MORE than 1,500 people are cross about an advert for Tesco’s supermarkets featuring Father Christmas and his covid vaccine passport.

Reading on the BBC news no less that this is the most complained-about advert of the year has galvanised me into action to complain more! How can 1,500 people in a country of 68 million be so significant they make the news!

Perhaps the prominence given to this complaint means that it’s worth writing in about some of the many adverts that are properly harmful.

I’d like to cancel adverts that promise impossible things for example like wrinkle-free skin, car insurance that will actually pay out and magic yoghurt that can cure stomach problems.

When a minority like the covid-deniers and anti-vaxxers are vocal, the silent majority need to wake up and speak out!

False balance in reporting is also an ongoing problem – we give equal time to flat-earthers on so called ‘discussion shows’ as we do to, eg, Sir David Attenborough talking about climate change.

So, the unrepresentative views of people whose expertise comes from ‘Pete down the pub’ and an afternoon on Google often get more air-time than the objective academic conclusions of people whose decades of research make them true experts.

The premise for the Tesco advert complaints, according to the Advertising Standards Authority, is that picturing Father Christmas at passport control needing proof of vaccination is ‘coercive and encourages medical discrimination.’

Well good surely regarding medical discrimination?

We absolutely should take steps to stop the vectors for transmission of deadly diseases, also known as human beings, transporting illness and carrying the potential for death or disability to others who are more vulnerable.

I don’t have a right to risk the health of other people and if fictional Father Christmas were infected with covid he’d be shedding an awful lot of virtual virus down all those chimneys and into people’s homes.
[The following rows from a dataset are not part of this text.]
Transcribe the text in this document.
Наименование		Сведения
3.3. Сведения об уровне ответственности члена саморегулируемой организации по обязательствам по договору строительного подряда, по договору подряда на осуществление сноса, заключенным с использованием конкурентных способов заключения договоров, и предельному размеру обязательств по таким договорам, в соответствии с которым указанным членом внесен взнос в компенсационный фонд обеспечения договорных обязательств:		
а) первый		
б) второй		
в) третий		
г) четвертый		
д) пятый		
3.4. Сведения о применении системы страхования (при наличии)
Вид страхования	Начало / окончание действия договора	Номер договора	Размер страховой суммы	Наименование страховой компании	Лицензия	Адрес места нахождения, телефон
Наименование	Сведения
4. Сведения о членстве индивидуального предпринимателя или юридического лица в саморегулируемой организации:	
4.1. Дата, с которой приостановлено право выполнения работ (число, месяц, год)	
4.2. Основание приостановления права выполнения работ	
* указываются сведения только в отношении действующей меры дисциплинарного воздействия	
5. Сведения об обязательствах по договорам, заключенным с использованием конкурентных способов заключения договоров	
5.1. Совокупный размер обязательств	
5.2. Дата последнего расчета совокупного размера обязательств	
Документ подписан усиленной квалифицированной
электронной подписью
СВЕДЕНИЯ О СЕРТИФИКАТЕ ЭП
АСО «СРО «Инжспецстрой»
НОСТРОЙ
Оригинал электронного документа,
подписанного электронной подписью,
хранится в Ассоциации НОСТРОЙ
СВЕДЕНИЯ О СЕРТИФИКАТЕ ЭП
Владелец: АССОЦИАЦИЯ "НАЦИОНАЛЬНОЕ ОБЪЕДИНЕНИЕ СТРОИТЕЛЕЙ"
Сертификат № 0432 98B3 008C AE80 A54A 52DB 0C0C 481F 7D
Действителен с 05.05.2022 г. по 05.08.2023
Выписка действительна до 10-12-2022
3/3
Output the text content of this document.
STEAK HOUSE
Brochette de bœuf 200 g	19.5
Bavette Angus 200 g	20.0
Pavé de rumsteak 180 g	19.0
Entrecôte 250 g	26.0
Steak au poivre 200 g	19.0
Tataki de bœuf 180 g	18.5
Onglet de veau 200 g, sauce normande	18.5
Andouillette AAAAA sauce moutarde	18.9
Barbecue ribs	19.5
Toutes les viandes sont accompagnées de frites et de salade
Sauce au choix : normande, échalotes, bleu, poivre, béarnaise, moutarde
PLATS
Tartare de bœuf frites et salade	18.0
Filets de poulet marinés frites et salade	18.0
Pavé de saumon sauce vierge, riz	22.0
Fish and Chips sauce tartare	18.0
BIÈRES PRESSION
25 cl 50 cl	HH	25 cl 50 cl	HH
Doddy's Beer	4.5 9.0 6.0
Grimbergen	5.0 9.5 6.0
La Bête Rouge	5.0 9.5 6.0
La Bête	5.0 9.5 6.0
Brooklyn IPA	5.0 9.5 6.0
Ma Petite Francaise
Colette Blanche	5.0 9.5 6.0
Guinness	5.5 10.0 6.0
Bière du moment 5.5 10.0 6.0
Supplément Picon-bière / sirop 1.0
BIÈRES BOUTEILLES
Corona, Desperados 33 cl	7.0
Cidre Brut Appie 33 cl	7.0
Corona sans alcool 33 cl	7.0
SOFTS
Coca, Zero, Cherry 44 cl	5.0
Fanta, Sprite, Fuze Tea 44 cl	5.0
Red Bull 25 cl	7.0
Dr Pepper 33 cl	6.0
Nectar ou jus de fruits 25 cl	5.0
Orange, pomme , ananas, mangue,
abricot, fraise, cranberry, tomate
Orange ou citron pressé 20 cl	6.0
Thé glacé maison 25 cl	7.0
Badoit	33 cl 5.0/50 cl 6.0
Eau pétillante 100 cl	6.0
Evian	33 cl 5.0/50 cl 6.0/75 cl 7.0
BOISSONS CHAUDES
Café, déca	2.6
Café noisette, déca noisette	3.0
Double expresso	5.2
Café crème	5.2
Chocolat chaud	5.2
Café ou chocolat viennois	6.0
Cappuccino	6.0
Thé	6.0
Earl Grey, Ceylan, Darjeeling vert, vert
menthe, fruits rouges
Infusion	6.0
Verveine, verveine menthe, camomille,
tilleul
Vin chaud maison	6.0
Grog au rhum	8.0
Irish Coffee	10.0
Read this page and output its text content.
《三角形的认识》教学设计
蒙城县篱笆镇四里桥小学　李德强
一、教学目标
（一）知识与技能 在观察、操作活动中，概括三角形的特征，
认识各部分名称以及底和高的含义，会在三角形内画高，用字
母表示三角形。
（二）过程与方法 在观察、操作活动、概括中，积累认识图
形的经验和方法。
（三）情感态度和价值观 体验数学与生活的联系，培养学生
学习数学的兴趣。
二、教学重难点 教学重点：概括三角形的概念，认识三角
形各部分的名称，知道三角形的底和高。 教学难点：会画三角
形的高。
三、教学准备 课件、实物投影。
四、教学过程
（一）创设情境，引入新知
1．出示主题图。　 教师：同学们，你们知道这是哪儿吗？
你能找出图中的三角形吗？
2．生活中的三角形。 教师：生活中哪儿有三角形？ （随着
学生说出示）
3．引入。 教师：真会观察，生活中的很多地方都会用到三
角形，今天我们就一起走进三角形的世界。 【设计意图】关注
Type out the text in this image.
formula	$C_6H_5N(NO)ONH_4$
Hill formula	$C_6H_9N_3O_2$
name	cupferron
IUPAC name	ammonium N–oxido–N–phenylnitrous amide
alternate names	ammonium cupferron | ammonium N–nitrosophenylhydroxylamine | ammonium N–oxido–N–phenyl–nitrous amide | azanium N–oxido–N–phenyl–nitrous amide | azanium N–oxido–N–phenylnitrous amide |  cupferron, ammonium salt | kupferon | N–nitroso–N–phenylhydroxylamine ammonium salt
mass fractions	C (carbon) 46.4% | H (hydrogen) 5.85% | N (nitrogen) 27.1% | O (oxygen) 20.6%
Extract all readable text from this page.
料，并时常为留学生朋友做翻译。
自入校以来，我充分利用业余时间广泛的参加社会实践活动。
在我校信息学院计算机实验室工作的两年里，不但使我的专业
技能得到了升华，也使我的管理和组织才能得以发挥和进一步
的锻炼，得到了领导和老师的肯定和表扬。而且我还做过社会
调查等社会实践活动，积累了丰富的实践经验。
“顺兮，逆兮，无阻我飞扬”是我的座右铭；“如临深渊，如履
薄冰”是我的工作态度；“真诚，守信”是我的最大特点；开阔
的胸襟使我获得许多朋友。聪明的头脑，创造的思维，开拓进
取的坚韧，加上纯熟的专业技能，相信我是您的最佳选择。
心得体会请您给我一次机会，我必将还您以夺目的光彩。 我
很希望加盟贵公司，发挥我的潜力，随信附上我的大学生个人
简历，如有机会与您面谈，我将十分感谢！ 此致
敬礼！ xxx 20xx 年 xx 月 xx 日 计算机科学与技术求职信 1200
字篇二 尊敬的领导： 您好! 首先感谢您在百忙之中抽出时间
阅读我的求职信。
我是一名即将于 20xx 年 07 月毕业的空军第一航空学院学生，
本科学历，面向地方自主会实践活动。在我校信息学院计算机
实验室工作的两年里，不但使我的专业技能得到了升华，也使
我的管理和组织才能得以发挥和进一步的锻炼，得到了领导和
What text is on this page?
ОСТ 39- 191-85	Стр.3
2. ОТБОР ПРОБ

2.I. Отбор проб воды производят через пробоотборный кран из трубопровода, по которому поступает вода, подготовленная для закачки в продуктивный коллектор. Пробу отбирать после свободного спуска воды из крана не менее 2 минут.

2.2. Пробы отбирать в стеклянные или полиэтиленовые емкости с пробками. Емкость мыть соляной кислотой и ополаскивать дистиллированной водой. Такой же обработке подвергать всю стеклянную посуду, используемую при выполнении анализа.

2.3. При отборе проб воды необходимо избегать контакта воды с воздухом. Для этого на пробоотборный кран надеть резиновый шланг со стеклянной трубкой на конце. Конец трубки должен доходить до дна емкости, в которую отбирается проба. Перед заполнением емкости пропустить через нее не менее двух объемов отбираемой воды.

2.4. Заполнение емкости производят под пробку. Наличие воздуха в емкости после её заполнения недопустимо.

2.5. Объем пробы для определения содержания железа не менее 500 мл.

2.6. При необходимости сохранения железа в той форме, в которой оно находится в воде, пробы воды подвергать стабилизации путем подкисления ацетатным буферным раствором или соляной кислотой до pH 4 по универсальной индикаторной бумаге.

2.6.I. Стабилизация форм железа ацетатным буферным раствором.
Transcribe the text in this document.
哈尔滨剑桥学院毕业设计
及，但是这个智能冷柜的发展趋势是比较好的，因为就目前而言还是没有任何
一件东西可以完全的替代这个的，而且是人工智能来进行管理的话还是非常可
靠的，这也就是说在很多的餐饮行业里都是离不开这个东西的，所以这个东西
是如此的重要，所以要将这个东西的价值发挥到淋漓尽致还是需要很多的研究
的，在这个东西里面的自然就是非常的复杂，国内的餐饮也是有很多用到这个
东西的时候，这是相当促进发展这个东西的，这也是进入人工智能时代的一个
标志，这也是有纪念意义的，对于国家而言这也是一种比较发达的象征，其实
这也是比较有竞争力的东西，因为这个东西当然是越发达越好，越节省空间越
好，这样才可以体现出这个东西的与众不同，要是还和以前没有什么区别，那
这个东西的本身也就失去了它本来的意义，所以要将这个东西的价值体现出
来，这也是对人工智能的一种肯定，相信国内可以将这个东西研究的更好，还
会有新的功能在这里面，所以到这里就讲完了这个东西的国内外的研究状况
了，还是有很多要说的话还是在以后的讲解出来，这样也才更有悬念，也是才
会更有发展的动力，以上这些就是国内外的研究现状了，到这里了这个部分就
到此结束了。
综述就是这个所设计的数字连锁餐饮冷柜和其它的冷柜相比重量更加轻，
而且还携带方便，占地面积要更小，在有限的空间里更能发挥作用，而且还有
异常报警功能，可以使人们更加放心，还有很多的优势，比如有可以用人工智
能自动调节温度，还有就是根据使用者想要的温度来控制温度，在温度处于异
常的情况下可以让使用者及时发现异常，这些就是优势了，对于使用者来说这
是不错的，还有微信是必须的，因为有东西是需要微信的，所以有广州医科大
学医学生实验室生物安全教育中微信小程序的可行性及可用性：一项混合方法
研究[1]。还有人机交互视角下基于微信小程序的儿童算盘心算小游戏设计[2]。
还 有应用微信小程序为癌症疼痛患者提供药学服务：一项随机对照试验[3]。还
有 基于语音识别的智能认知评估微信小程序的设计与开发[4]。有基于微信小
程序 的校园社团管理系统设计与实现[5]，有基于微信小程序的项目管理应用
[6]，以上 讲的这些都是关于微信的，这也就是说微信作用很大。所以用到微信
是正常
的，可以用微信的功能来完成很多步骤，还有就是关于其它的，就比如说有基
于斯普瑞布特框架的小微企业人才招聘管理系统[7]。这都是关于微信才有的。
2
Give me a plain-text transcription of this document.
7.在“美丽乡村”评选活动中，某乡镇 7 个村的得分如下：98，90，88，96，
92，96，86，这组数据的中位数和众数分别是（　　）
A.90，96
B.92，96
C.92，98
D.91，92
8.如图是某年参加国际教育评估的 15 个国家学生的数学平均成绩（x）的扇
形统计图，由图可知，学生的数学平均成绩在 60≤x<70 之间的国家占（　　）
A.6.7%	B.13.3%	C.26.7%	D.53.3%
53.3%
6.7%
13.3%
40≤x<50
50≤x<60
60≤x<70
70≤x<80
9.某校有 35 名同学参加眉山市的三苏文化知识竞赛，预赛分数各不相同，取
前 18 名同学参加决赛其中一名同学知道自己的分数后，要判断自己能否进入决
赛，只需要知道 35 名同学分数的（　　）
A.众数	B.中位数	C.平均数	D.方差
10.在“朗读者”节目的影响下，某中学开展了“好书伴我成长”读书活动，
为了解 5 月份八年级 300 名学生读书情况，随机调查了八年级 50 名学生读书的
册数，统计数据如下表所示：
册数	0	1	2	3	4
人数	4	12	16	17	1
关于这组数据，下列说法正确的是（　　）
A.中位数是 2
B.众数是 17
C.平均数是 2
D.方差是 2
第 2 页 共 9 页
So good on Tesco-land for requiring pretend evidence of pretend vaccination at our borders.

A story about Father Christmas needing a covid jab to travel is not ‘coercive’. Coercion in ethical terms refers to forcing a person to do something against their will.

There is nothing coercive about an advert picturing a pretend character needing a jab to carry out their job. It’s certainly arguable that the story line has some influence as a public health message, but in my view, with a frail elderly mother I want to protect, that’s a good thing.

If people want the right not to vaccinate, they must accept the consequences. I wouldn’t make vaccination mandatory. However, schools should be able to refuse unvaccinated children unless they have a medical reason why they cannot be vaccinated. Medical staff and all healthcare professionals should be required to be vaccinated before treating vulnerable people. Why is this even an issue?

It’s as though the balance of rights and responsibilities has tipped to favour nationwide toddlerdom where the mighty ‘but I want’ from the screaming two-year-old has waged battle and won over the needs of everybody else in the room. So I say to vaccine deniers – if you had a choice between sending your asthmatic daughter to a school where everybody had been vaccinated or a school where nobody had been vaccinated, which would you choose? Not many will choose the unvaccinated option if they answer honestly.

This week when the US celebrates Thanksgiving, I am thinking about what I’m grateful for too. Top of the list right now is health and the dedication of researchers and scientists to prevent, cure and treat the world’s diseases. I am especially grateful to all the volunteers and people who have come back out of retirement to assist the health service without whom, I would not be the extremely grateful recipient of a booster jab. Every medic and research scientist I know was in a mighty rush to jab themselves and their loved ones. That tells you something.